Zehn Minuten mit Gott

„Zehn Minuten mit Gott“

Liturgisches Angebot während eines Pfarrfestes

Ein Sofa steht mitten in der Kirche. Nicht weit davon entfernt ist ein Spiegelkabinett platziert. Auf einem Schminktisch liegen Kosmetikutensilien und kleine Texte. Im Hintergrund erklingt leise Klaviermusik – mal live gespielt, mal von einer CD abgespielt. Die Besucher in der Kirche St. Johannes der Täufer wenden sich mal dieser, mal jener Station zu, nehmen die ganz besondere Atmosphäre in sich auf, bevor sie wieder zurück aufs Pfarrfest der Gemeinde St. Johannes der Täufer und Mariä Himmelfahrt gehen. „Zehn Minuten mit Gott“ haben die Initiatoren um Engagementförderin Stefanie Perkuhn dieses liturgische Angebot genannt, das an diesem Tag rund 160 Gäste nutzen.

Begegnung mit Gott und sich selbst

„Ein Pfarrfest ist ein Treffpunkt für die Gemeinde. Wir wollten zusätzlich eine kleine Oase für die Begegnung mit Gott und sich selbst schaffen – eine offene Kirchentüre auch und gerade für diejenigen, die nicht unbedingt zum Kern der Gemeinde gehören“, berichtet die Engagementförderin, die mit ihrer Idee nicht sofort auf ungeteilte Begeisterung stieß. Doch sie durfte mit der Realisierung beginnen. „Schnell hat das Projekt eine Eigendynamik entwickelt, viele Engagierte kamen mit Begeisterung und eigenen Ideen dazu. Es war eine echte Teamleistung“, fasst Stefanie Perkuhn zusammen.

„Gott kennt und liebt mich so, wie ich bin!“

„Zehn Minuten mit Gott“ orientierte sich am Thema der zweiten Lesung des Sonntags, an dem das Pfarrfest stattgefunden hat (Jak 2,1-5): Wir sollen unseren Glauben frei von Ansehen halten. „Letztlich geht es um Bewertung: Wir urteilen ständig über etwas oder jemanden, häufig auch über uns selbst. Dabei kennt Gott alles an mir und liebt mich – trotz allem“, beschreibt die 48-jährige.

Mit allen Facetten und ohne Maske

Am deutlichsten ist dieses Leitmotiv sicherlich beim Betreten des Spiegelkabinetts geworden, dass die „Katholische Jugendagentur“ aus Düsseldorf zur Verfügung gestellt hat. Durch eine Tür kommt der Besucher in das Möbel, dessen sechs Wände komplett verspiegelt sind. Man sieht sich selbst – in unzähligen Spiegelbildern. Dazu erhält jeder Nutzer Textimpulse, so dass aus der visuellen Betrachtung auch eine kognitive und emotionale werden kann. Dies kann auch am Schminktisch gelingen, an dem auch wieder Bibelzitate und Abschminke für die Gäste bereitliegen. „Gott sieht mich so wie ich bin – egal, welche Maske ich trage“, sagt Perkuhn.

Ein Kerzenmeer unter dem Kreuz

„Wir haben allen Gästen schon zur Begrüßung am Eingang eine Kerze angeboten und ihnen erläutert, dass sie alles nutzen dürfen aber nichts nutzen müssen“, fügt die Engagementförderin hinzu. Wer möchte, nimmt einfach in einer Kirchenbank Platz und lässt die Atmosphäre auf sich wirken.
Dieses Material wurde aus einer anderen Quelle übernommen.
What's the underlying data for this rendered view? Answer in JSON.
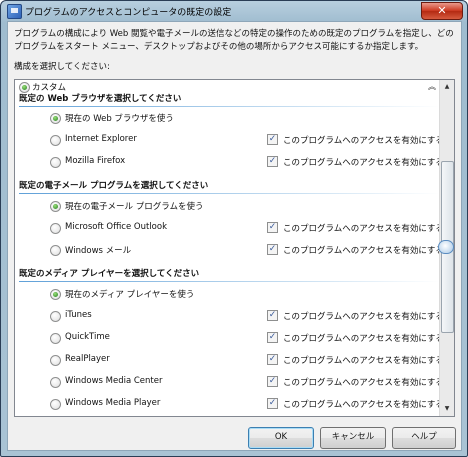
{
  "window": {
    "title": "プログラムのアクセスとコンピュータの既定の設定",
    "close_label": "✕"
  },
  "description": "プログラムの構成により Web 閲覧や電子メールの送信などの特定の操作のための既定のプログラムを指定し、どのプログラムをスタート メニュー、デスクトップおよびその他の場所からアクセス可能にするか指定します。",
  "prompt": "構成を選択してください:",
  "configuration": {
    "label": "カスタム",
    "collapse_icon": "double-chevron-up"
  },
  "access_label": "このプログラムへのアクセスを有効にする",
  "groups": [
    {
      "heading": "既定の Web ブラウザを選択してください",
      "options": [
        {
          "label": "現在の Web ブラウザを使う",
          "selected": true,
          "has_checkbox": false
        },
        {
          "label": "Internet Explorer",
          "selected": false,
          "has_checkbox": true,
          "checked": true
        },
        {
          "label": "Mozilla Firefox",
          "selected": false,
          "has_checkbox": true,
          "checked": true
        }
      ]
    },
    {
      "heading": "既定の電子メール プログラムを選択してください",
      "options": [
        {
          "label": "現在の電子メール プログラムを使う",
          "selected": true,
          "has_checkbox": false
        },
        {
          "label": "Microsoft Office Outlook",
          "selected": false,
          "has_checkbox": true,
          "checked": true
        },
        {
          "label": "Windows メール",
          "selected": false,
          "has_checkbox": true,
          "checked": true
        }
      ]
    },
    {
      "heading": "既定のメディア プレイヤーを選択してください",
      "options": [
        {
          "label": "現在のメディア プレイヤーを使う",
          "selected": true,
          "has_checkbox": false
        },
        {
          "label": "iTunes",
          "selected": false,
          "has_checkbox": true,
          "checked": true
        },
        {
          "label": "QuickTime",
          "selected": false,
          "has_checkbox": true,
          "checked": true
        },
        {
          "label": "RealPlayer",
          "selected": false,
          "has_checkbox": true,
          "checked": true
        },
        {
          "label": "Windows Media Center",
          "selected": false,
          "has_checkbox": true,
          "checked": true
        },
        {
          "label": "Windows Media Player",
          "selected": false,
          "has_checkbox": true,
          "checked": true
        }
      ]
    }
  ],
  "buttons": {
    "ok": "OK",
    "cancel": "キャンセル",
    "help": "ヘルプ"
  },
  "colors": {
    "accent": "#3c7fb1",
    "radio_selected": "#1f7a1b",
    "close_button": "#c8361e"
  }
}
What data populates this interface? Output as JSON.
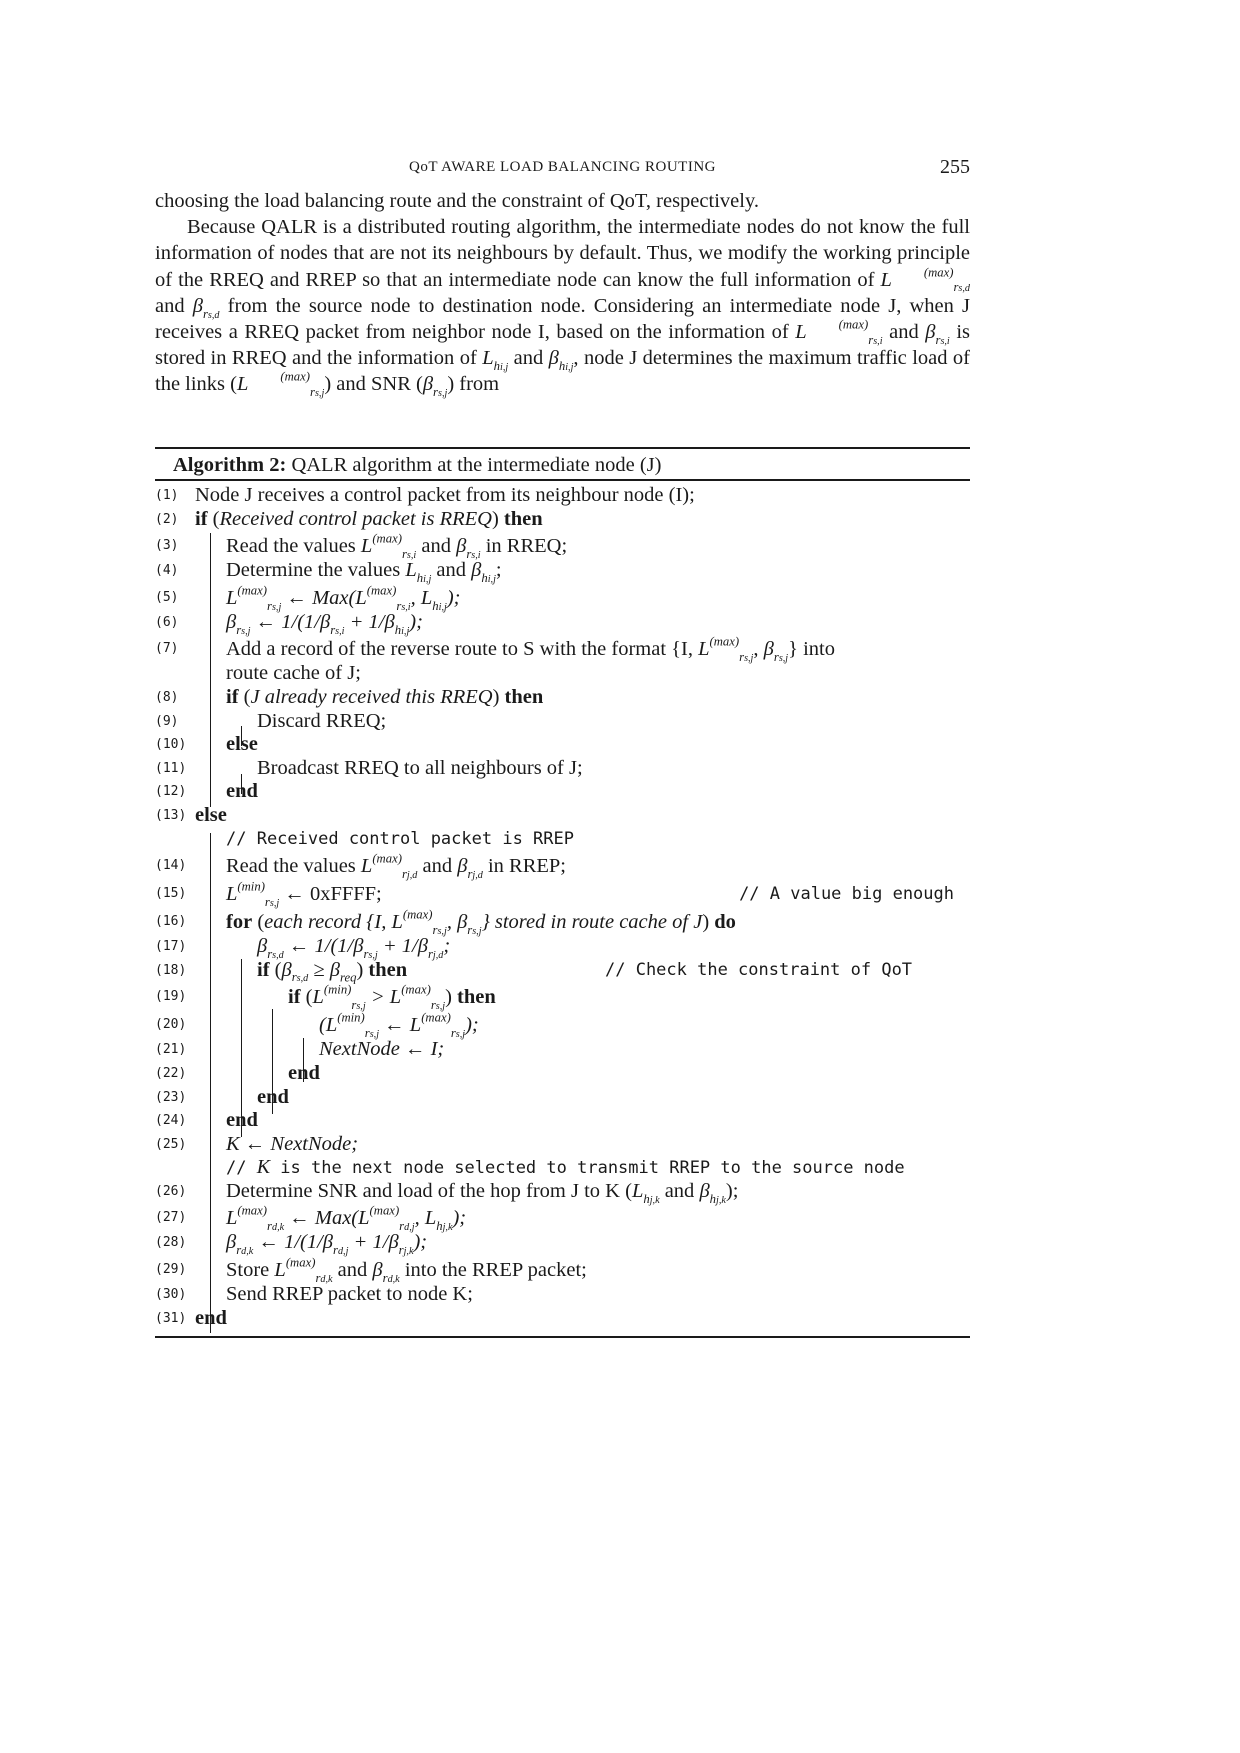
{
  "header": {
    "running_title": "QoT AWARE LOAD BALANCING ROUTING",
    "page_number": "255"
  },
  "body": {
    "p1": "choosing the load balancing route and the constraint of QoT, respectively.",
    "p2_a": "Because QALR is a distributed routing algorithm, the intermediate nodes do not know the full information of nodes that are not its neighbours by default. Thus, we modify the working principle of the RREQ and RREP so that an intermediate node can know the full information of ",
    "p2_b": " and ",
    "p2_c": " from the source node to destination node. Considering an intermediate node J, when J receives a RREQ packet from neighbor node I, based on the information of ",
    "p2_d": " and ",
    "p2_e": " is stored in RREQ and the information of ",
    "p2_f": " and ",
    "p2_g": ", node J determines the maximum traffic load of the links (",
    "p2_h": ") and SNR (",
    "p2_i": ") from"
  },
  "algorithm": {
    "label": "Algorithm 2:",
    "title": "QALR algorithm at the intermediate node (J)",
    "lines": {
      "l1": {
        "no": "(1)",
        "text": "Node J receives a control packet from its neighbour node (I);"
      },
      "l2": {
        "no": "(2)",
        "kw1": "if",
        "cond": "Received control packet is RREQ",
        "kw2": "then"
      },
      "l3": {
        "no": "(3)",
        "a": "Read the values ",
        "b": " and ",
        "c": " in RREQ;"
      },
      "l4": {
        "no": "(4)",
        "a": "Determine the values ",
        "b": " and ",
        "c": ";"
      },
      "l5": {
        "no": "(5)",
        "a": " ← Max(",
        "b": ", ",
        "c": ");"
      },
      "l6": {
        "no": "(6)",
        "a": " ← 1/(1/",
        "b": " + 1/",
        "c": ");"
      },
      "l7": {
        "no": "(7)",
        "a": "Add a record of the reverse route to S with the format {I, ",
        "b": ", ",
        "c": "} into"
      },
      "l7b": {
        "text": "route cache of J;"
      },
      "l8": {
        "no": "(8)",
        "kw1": "if",
        "cond": "J already received this RREQ",
        "kw2": "then"
      },
      "l9": {
        "no": "(9)",
        "text": "Discard RREQ;"
      },
      "l10": {
        "no": "(10)",
        "kw": "else"
      },
      "l11": {
        "no": "(11)",
        "text": "Broadcast RREQ to all neighbours of J;"
      },
      "l12": {
        "no": "(12)",
        "kw": "end"
      },
      "l13": {
        "no": "(13)",
        "kw": "else"
      },
      "c1": {
        "text": "// Received control packet is RREP"
      },
      "l14": {
        "no": "(14)",
        "a": "Read the values ",
        "b": " and ",
        "c": " in RREP;"
      },
      "l15": {
        "no": "(15)",
        "a": " ← 0xFFFF;",
        "comment": "// A value big enough"
      },
      "l16": {
        "no": "(16)",
        "kw1": "for",
        "a": "each record {I, ",
        "b": ", ",
        "c": "} stored in route cache of J",
        "kw2": "do"
      },
      "l17": {
        "no": "(17)",
        "a": " ← 1/(1/",
        "b": " + 1/",
        "c": ";"
      },
      "l18": {
        "no": "(18)",
        "kw1": "if",
        "a": " ≥ ",
        "kw2": "then",
        "comment": "// Check the constraint of QoT"
      },
      "l19": {
        "no": "(19)",
        "kw1": "if",
        "a": " > ",
        "kw2": "then"
      },
      "l20": {
        "no": "(20)",
        "a": " ← ",
        "b": ");"
      },
      "l21": {
        "no": "(21)",
        "text": "NextNode ← I;"
      },
      "l22": {
        "no": "(22)",
        "kw": "end"
      },
      "l23": {
        "no": "(23)",
        "kw": "end"
      },
      "l24": {
        "no": "(24)",
        "kw": "end"
      },
      "l25": {
        "no": "(25)",
        "text": "K ← NextNode;"
      },
      "c2": {
        "a": "// ",
        "k": "K",
        "b": " is the next node selected to transmit RREP to the source node"
      },
      "l26": {
        "no": "(26)",
        "a": "Determine SNR and load of the hop from J to K (",
        "b": " and ",
        "c": ");"
      },
      "l27": {
        "no": "(27)",
        "a": " ← Max(",
        "b": ", ",
        "c": ");"
      },
      "l28": {
        "no": "(28)",
        "a": " ← 1/(1/",
        "b": " + 1/",
        "c": ");"
      },
      "l29": {
        "no": "(29)",
        "a": "Store ",
        "b": " and ",
        "c": " into the RREP packet;"
      },
      "l30": {
        "no": "(30)",
        "text": "Send RREP packet to node K;"
      },
      "l31": {
        "no": "(31)",
        "kw": "end"
      }
    }
  },
  "symbols": {
    "L": "L",
    "beta": "β",
    "max": "(max)",
    "min": "(min)",
    "rsd": "r",
    "rsd_sub": "s,d",
    "rsi_sub": "s,i",
    "rsj_sub": "s,j",
    "rjd_sub": "j,d",
    "rdk_sub": "d,k",
    "rdj_sub": "d,j",
    "rjk_sub": "j,k",
    "h": "h",
    "hij_sub": "i,j",
    "hjk_sub": "j,k",
    "req": "req",
    "lparen": "("
  }
}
Während im Hintergrund leise Klaviermusik zu hören ist, wandern viele Gäste mit der Kerze in der Hand von Station zu Station. Auf dem Sofa sitzend hören sie über Kopfhörer Lesungen aus der Bibel, darunter klassische Übersetzungen genauso wie sehr moderne Interpretationen. Andere suchen sich bereitliegende, kleine Text- und Bildimpulse aus, die sie zu „Inspirationskarten“ zusammenfügen und die sie laminiert für sich selbst oder zum Verschenken mitnehmen können Am Ende stellen viele ihre Kerze unter dem Kreuz im Altarraum ab und verharren in kurzer Stille.

Liturgisches Angebot auch beim nächsten Pfarrfest

„Die Aktion ist dank einer großartigen Teamleistung und der wunderbaren Atmosphäre ein voller Erfolg gewesen“, bilanziert Perkuhn. Die Rückmeldungen hätten gezeigt, dass die Gäste ganz unterschiedliche Erfahrungen gemacht hätten. Schon jetzt ist klar, dass es auf dem nächsten Pfarrfest, dann in der Kirche St. Mariä Himmelfahrt in Unterbach, wieder ein liturgisches Angebot geben soll. „Das wird aber anders sein“, verspricht die Engagementförderin.